In 2001, 6,255,400 pounds of carbon dioxide and 1,675,600 pounds of nitrogen
dioxide poured out of the massive smokestacks. The plant also released
226,000 pounds of reactive organic gases — a key ingredient in smog
— and 310,800 pounds of particulate matter.
However, the APCD’s monitoring stations never found too much nitrogen
dioxide, particulate matter, or ground-level ozone in the air. The agency
did not test Morro Bay for carbon dioxide in 2001.
The reason for those low test results can be traced to the smokestacks
themselves. Officials at the APCD say their height allows the emissions
to dissipate long before they reach the ground.

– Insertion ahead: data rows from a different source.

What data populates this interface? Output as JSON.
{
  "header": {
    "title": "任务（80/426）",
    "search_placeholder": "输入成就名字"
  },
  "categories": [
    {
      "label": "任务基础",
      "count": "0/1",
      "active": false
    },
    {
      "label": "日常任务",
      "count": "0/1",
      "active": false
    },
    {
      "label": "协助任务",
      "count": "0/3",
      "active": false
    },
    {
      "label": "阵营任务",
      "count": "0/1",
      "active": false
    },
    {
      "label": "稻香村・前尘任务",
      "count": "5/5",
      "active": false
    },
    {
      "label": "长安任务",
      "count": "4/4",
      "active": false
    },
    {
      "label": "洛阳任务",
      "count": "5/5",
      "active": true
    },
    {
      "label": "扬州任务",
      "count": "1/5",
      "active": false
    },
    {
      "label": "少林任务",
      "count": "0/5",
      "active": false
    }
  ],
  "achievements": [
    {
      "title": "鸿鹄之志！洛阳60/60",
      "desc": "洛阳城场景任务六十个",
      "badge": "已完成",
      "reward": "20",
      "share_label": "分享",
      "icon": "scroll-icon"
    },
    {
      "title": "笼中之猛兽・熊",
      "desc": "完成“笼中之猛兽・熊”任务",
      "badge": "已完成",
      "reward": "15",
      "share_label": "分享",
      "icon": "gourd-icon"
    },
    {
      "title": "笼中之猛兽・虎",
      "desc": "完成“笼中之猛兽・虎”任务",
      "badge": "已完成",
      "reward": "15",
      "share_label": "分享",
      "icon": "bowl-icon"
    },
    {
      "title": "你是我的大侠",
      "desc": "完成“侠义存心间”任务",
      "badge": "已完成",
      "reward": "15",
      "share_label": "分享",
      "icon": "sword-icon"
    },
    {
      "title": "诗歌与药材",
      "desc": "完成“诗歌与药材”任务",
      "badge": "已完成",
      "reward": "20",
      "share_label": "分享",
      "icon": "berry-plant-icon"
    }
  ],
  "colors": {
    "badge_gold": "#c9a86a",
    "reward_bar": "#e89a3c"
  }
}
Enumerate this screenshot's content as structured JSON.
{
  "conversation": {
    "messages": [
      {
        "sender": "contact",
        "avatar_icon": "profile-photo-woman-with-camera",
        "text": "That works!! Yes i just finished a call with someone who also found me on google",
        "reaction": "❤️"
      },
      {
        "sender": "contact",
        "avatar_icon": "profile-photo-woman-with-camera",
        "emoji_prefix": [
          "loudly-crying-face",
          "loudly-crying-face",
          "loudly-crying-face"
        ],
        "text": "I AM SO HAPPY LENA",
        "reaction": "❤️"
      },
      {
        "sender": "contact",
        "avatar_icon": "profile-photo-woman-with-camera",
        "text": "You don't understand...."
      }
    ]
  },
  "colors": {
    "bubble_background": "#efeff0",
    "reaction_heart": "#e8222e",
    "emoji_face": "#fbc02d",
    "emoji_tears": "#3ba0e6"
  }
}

Local environmental groups counter that with stories of the discharge
exacerbating asthma and eating the paint off of cars but those might be
moot points if the plant proceeds with a proposed remodel: Mullen said
the remodeled plant will still burn natural gas like the existing plant,
but 30 percent more efficiently. That in turn would have a big impact
on air emissions.
The big picture
For all the talk of toxins and pollutants and how many companies emit
what, the APCD thinks there are bigger air quality issues in the county
than what industries release. Paul Allen said one of the largest issues
is what people burn in their backyards.
“One of the campaigns that we have embarked on in the South County
— much to the dismay of some county residents — is discontinuing
backyard burnings. People would burn their prunings in the non-fire season
and smoke out their neighbors. And that’s bad news,” Allen
said.
When Allen was asked what the biggest source of pollution in the county
was, his answer was not surprising: cars and trucks. It’s not as
bad as the Los Angeles basin where 80-90 percent of the air pollution
hazards come from the freeways, he said, but it’s still at the top
of the local list.
The numbers from the state air quality agency backs that up: In 2002,
mobile sources — cars, diesel trucks, planes, and even the boats
on area lakes — accounted for 60 percent of the area’s carbon
dioxide emissions.
Even then, Allen said, locally it’s very difficult to point at
one specific thing and blame it as a major source of pollution. There
are just too many sources and too many factors: “There’s a
lot of mixing and dispersion of stuff,” he said.
“And of course there’s a multitude of other sources of pollutants
— just a jillion other things contribute to what we experience.”